Juchés sur un échafaudage et une montagne de sciure rougeâtre, les deux quadragénaires de la Drôme auront manié la chaîne dentée de lundi jusqu’à dimanche pour faire apparaître un lucane cerf-volant, gros scarabée noir aux mandibules intimidantes. Un sujet qui s’inscrit dans le thème «Bois mort, source de vie». «Le lucane a un rôle important dans la décomposition du bois mort, souligne Yann Dumas. Il s’en nourrit pendant quatre ans à l’état larvaire.»  

Un coléoptère qui aura d’ailleurs donné des sueurs froides aux deux plasticiens. «En observant l’insecte en photo, on s’aperçoit qu’il est plat», dit Alexandre Berlioz. «Un vrai vaisseau spatial!», complète son collègue. «Alors nous avons dû lui ajouter des lignes pour créer des arêtes, donner du relief. Parce que si c’est tout rond, ça ressemble plutôt à un Pokémon», se marre le tandem habitué à œuvrer ensemble. 

Tendre comme du beurre, mais…

Les deux l’affirment: c’est le «plus gros projet» dans lequel ils se sont lancés. Avec ses quatre mètres de haut pour trois mètres de diamètre, la souche en impose. Et elle ne se laisse pas faire si facilement. «Il y a des plis d’écorce qui s’enfoncent jusqu’à un mètre de profondeur, décrit Yann Dumas. Mais une fois qu’on atteint le bois, c’est tendre comme du beurre. Il faut presque retenir les machines.» Au total, les deux sculpteurs avaient un arsenal de huit tronçonneuses de tailles différentes. «Et des disqueuses pour modeler.»

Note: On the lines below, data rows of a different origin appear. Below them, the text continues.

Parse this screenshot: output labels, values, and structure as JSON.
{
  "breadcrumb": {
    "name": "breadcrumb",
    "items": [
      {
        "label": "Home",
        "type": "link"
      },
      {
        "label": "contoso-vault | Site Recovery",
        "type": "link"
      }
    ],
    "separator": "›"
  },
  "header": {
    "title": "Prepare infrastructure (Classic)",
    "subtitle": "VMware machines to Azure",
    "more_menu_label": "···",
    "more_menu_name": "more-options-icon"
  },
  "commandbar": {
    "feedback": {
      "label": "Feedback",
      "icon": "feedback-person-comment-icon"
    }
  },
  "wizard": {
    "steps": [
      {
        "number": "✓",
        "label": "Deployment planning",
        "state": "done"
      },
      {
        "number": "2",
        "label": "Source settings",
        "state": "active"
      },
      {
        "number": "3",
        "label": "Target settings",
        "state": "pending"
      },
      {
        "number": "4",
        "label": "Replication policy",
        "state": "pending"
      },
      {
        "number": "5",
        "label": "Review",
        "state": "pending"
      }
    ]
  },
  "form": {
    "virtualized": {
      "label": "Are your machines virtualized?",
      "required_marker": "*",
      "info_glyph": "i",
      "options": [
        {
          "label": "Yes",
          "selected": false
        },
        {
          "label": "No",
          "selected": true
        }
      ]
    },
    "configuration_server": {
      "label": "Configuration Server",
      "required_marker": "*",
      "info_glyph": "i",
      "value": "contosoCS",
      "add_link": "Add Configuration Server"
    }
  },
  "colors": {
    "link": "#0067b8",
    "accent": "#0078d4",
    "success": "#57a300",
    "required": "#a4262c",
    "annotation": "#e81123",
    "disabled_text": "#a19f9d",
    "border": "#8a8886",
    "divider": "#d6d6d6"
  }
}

Autre particularité de cette réalisation: le fait d’œuvrer devant les yeux du public. «Ce qui est sympa, c’est que les gens la voient évoluer.» Des passants s’arrêtent, posent des questions. «On a décidé qu’on demanderait une bière par question», plaisante Alexandre. Et d’autres n’hésitent pas à donner leur avis, même s’il n’est pas très favorable. «En début de semaine, une dame nous a crié que c’était moche.» Preuve en tout cas que la population de La Tour-de-Peilz se sent concernée par ce qui se trame sur les vestiges du conifère.    

Hâte de le voir de loin

Plateformes glissantes, masques trempés: la pluie abondante de la semaine passée a certes retardé leur travail. Deux jours ont presque été perdus. Mais le plaisir et le moral des deux artistes sont restés inoxydables. «J’ai hâte qu’on enlève l’échafaudage pour voir à quoi ça ressemble, sourit Yann. Ce n’est pas toujours évident, parce qu’on ne peut pas reculer pour s’en rendre compte.» La pluie s’est arrêtée. Les deux complices rallument leurs machines et s’attèlent à ciseler les pattes du lucane géant, le nouveau totem du Jardin Roussy.